Die großartigste Zusammenfassung dieses Abschnittes findet sich in Dostojewskis Kapitel vom Großinquisitor in den Brüdern Karamasow. Die Versuchung der Kirche ist danach der Erfolg; dadurch zu erreichen, daß die Kirche über den Menschen herrscht, ihm Entscheidungen, denen er doch nicht gewachsen sei, abnimmt. Vielleicht wird der Ton dadurch etwas verschoben, weil Mt. 4 weniger die Frage betont, wie der Messias – oder die Kirche in seinem Namen – Macht über andere bekommt, sondern die schlichtere, für jeden Menschen gültige Frage, wie der Mensch Gottes gewiß und ihm gehorsam wird. Jesus beweist weniger seine Messianität als seine »Frömmigkeit«; genauer gesagt: gerade indem er sich als der wahre, Gott vollkommen trauende Mensch erweist, ist er Messias und Gottes Sohn. Daraus folgt dann allerdings mit Notwendigkeit die Dostojewskische Kritik an einer vom Erfolgsdenken beherrschten Kirche.

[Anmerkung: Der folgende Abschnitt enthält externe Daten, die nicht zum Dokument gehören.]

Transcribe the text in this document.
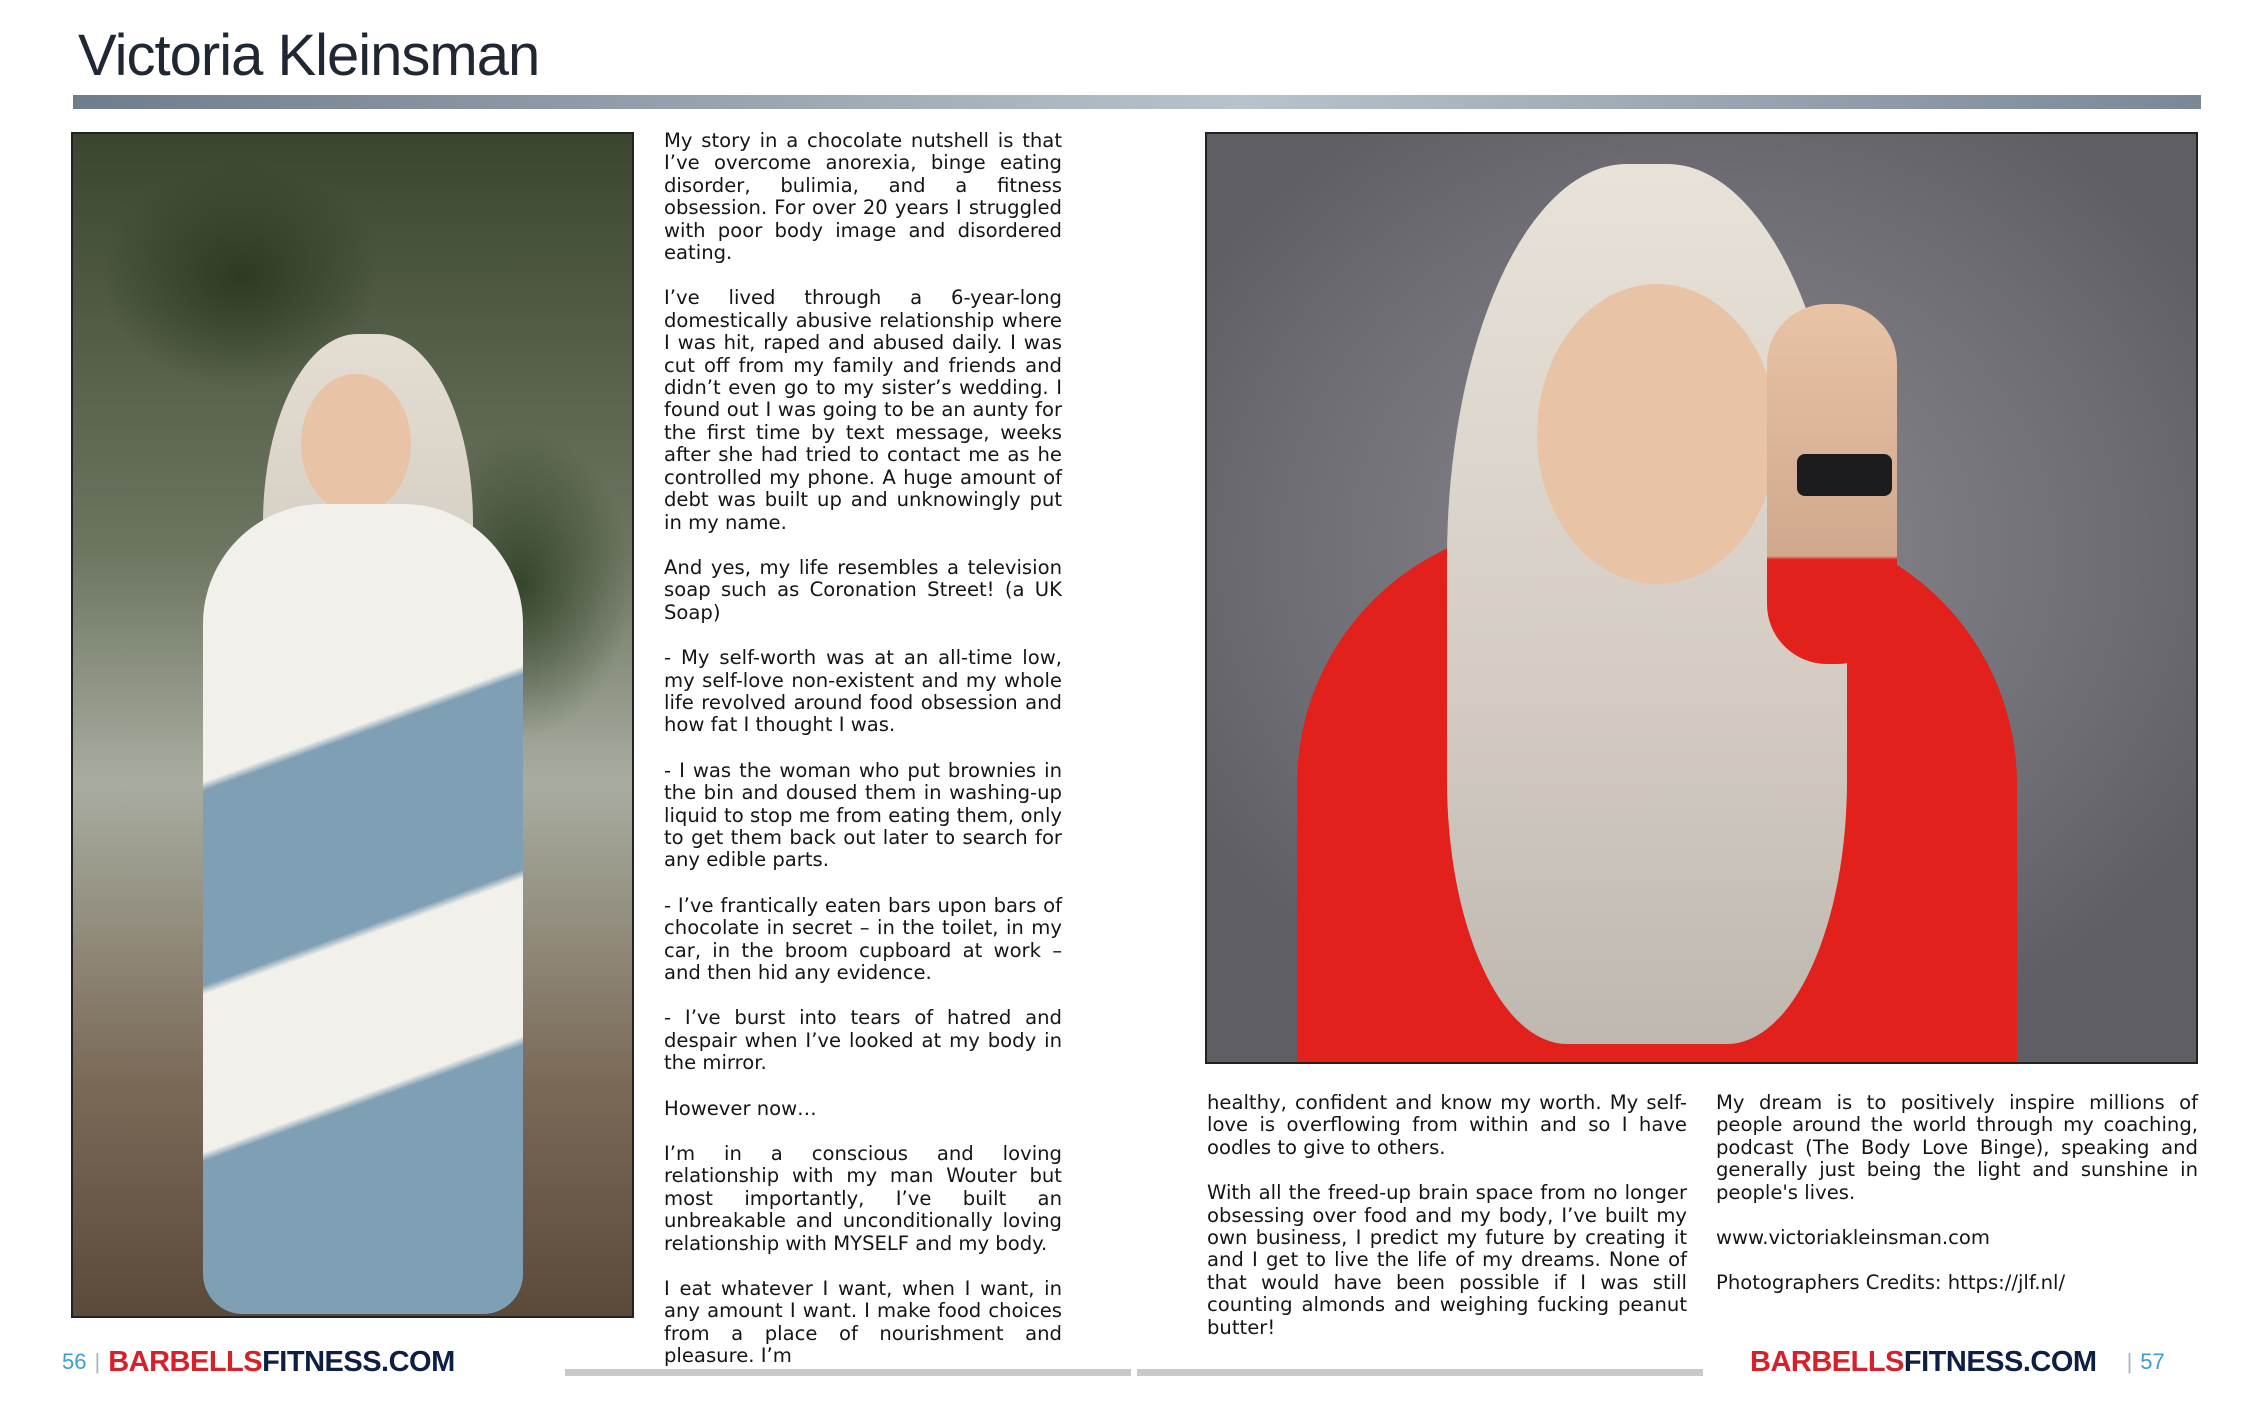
Victoria Kleinsman

My story in a chocolate nutshell is that I’ve overcome anorexia, binge eating disorder, bulimia, and a fitness obsession. For over 20 years I struggled with poor body image and disordered eating.

I’ve lived through a 6-year-long domestically abusive relationship where I was hit, raped and abused daily. I was cut off from my family and friends and didn’t even go to my sister’s wedding. I found out I was going to be an aunty for the first time by text message, weeks after she had tried to contact me as he controlled my phone. A huge amount of debt was built up and unknowingly put in my name.

And yes, my life resembles a television soap such as Coronation Street! (a UK Soap)

- My self-worth was at an all-time low, my self-love non-existent and my whole life revolved around food obsession and how fat I thought I was.

- I was the woman who put brownies in the bin and doused them in washing-up liquid to stop me from eating them, only to get them back out later to search for any edible parts.

- I’ve frantically eaten bars upon bars of chocolate in secret – in the toilet, in my car, in the broom cupboard at work – and then hid any evidence.

- I’ve burst into tears of hatred and despair when I’ve looked at my body in the mirror.

However now…

I’m in a conscious and loving relationship with my man Wouter but most importantly, I’ve built an unbreakable and unconditionally loving relationship with MYSELF and my body.

I eat whatever I want, when I want, in any amount I want. I make food choices from a place of nourishment and pleasure. I’m

healthy, confident and know my worth. My self-love is overflowing from within and so I have oodles to give to others.

With all the freed-up brain space from no longer obsessing over food and my body, I’ve built my own business, I predict my future by creating it and I get to live the life of my dreams. None of that would have been possible if I was still counting almonds and weighing fucking peanut butter!

My dream is to positively inspire millions of people around the world through my coaching, podcast (The Body Love Binge), speaking and generally just being the light and sunshine in people's lives.

www.victoriakleinsman.com

Photographers Credits: https://jlf.nl/

56 | BARBELLSFITNESS.COM	BARBELLSFITNESS.COM | 57
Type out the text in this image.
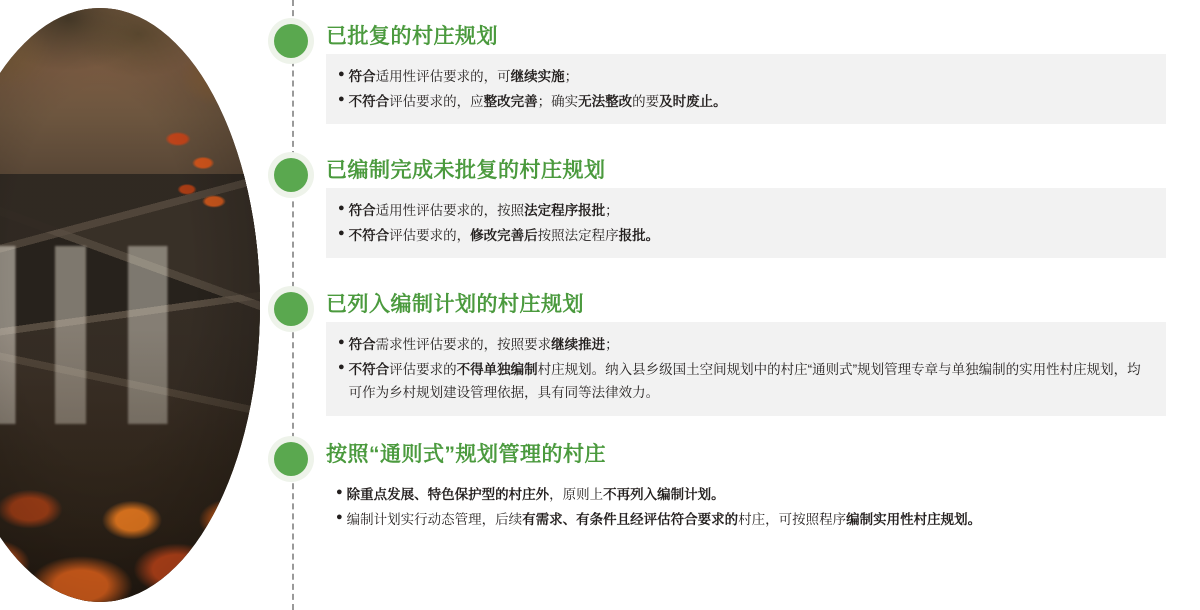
已批复的村庄规划

● 符合适用性评估要求的，可继续实施；

● 不符合评估要求的，应整改完善；确实无法整改的要及时废止。

已编制完成未批复的村庄规划

● 符合适用性评估要求的，按照法定程序报批；

● 不符合评估要求的，修改完善后按照法定程序报批。

已列入编制计划的村庄规划

● 符合需求性评估要求的，按照要求继续推进；

● 不符合评估要求的不得单独编制村庄规划。纳入县乡级国土空间规划中的村庄“通则式”规划管理专章与单独编制的实用性村庄规划，均可作为乡村规划建设管理依据，具有同等法律效力。

按照“通则式”规划管理的村庄

● 除重点发展、特色保护型的村庄外，原则上不再列入编制计划。

● 编制计划实行动态管理，后续有需求、有条件且经评估符合要求的村庄，可按照程序编制实用性村庄规划。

Im Lauf der Geschichte ist dies verschieden akzentuiert worden. Zunächst wurde in Auseinandersetzungen mit jüdischen Erwartungen festgehalten, daß Jesus bewußt alle politische Macht abgelehnt hatte (dritte Versuchung). Dann sah man Jesus noch stärker im Gegensatz zum Gottesvolk der Wüstenwanderung als den wahrhaft Gehorsamen und zugleich als den, der Mose mit seinem vierzigtägigen Fasten noch überbot (erste Versuchung). Endlich spiegelten sich die tatsächlichen Diskussionen mit jüdischen Schriftgelehrten in den Einzelformulierungen des zweiten Versuchungsganges. Auch in 4,1-11 erscheint wie in Kap. 2 die Mose und das Volk des Auszugs überbietende Parallele in der Gestalt Jesu schon in der Tradition, ohne daß Matthäus selbst sie besonders hervorhebt. Was auf dieser Stufe noch rein theologische Entscheidung war, bekam politische Bedeutung, als die Zeloten zum Kampf gegen die römische Staatsgewalt aufriefen. Durch Voranstellung der Täuferrede und der Versuchungsgeschichte in Q distanzierte sich die Gemeinde eindeutig von dieser Bewegung. Zur Zeit des Evangelisten war das nicht mehr aktuell. Die Katastrophe des Jahres 70 mit dem Fall Jerusalems hatte mit diesen Unternehmungen gründlich aufgeräumt. Entscheidend für ihn ist die zur Nachfolge rufende Gerechtigkeit Jesu, die gerade darin besteht, daß er auf alle Garantien verzichtet und völlig Gott traut. Alle Wunder und Machterweise, von denen noch zu berichten sein wird, sind daher nur dem verheißen, der bereit ist, in demütigem Gehorsam in die Niedrigkeit zu gehen. In diesem Sinne ist Mt. 27,40 das Ziel, das hier schon sichtbar wird.

Quelle: Eduard Schweizer, Das Evangelium nach Matthäus, NTD 2, Göttingen: Vandenhoeck & Ruprecht, 41986, S. 30-36.